Otro aspecto importante de esta filosofía es la idea de que el Universo se reflejaba en cada cosa existente. El hombre se veía como un mundo en miniatura, un microcosmos idéntico en todo y para todo al Macrocosmos.
Los filósofos del Renacimiento, empezando por Ficin, edificaron complejos sistemas de equivalencia entre los astros del firmamento y las diferentes partes del cuerpo humano.

Una de las consecuencias de esto fue la revalorización de la Magia, de la Astrología y de la Alquimia - el arte primordial de Hermes. Se pensaba de estas ciencias que eran capaces de dar al hombre el conocimiento de los enlaces secretos que aseguran la cohesión del Universo y que influyen en el comportamiento humano.

Las divinidades astrales antiguas, Saturno, Jupiter, Marte, Venus, Mercurio, el Sol y la Luna, asumieron de nuevo su papel de espíritus poderosos y temibles a los cuales se les podía hacer llegar plegarias y preguntas para conocer el destino humano.

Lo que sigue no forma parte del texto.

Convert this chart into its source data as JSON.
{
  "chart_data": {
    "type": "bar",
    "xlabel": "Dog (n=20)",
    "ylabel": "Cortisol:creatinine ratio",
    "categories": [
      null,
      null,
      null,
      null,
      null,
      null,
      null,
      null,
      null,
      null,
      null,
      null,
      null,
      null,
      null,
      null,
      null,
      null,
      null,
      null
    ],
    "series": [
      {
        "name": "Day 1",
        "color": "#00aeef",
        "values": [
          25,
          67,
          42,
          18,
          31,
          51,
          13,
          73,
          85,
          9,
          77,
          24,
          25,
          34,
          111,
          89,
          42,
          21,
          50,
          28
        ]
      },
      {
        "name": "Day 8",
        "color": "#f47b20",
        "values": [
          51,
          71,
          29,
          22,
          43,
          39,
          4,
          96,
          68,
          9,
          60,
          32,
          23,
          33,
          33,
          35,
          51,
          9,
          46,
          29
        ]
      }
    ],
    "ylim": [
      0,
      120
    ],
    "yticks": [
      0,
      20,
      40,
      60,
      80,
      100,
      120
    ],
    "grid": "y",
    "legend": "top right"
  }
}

En efecto, los amuletos, algunos ritos y la realización de operaciones particulares debían permitir al hombre defenderse contra el poder de los astros (que se escondían en las piedras y metales) y de capturar su poder para su propia elevación espiritual.

Esta filosofía inspiró poetas como Ludovico Lazzarelli (1450 - 1500), cuya obra De gentilium imaginibus deorum fue ilustrada con figuras del pseudo Tarot de Mantegna.

En la misma época, varias imágenes del Tarot fueron modificadas para estar conformes con la iconografía de Hermes. Siguiendo el concepto platónico, el origen estelar del alma está representada en el mapa (geográfico) de las Estrellas, y el "Anima Mundi" que, según Ficin, representa la influencia entre el Hombre y Dios, aparece en el mapa del Mundo.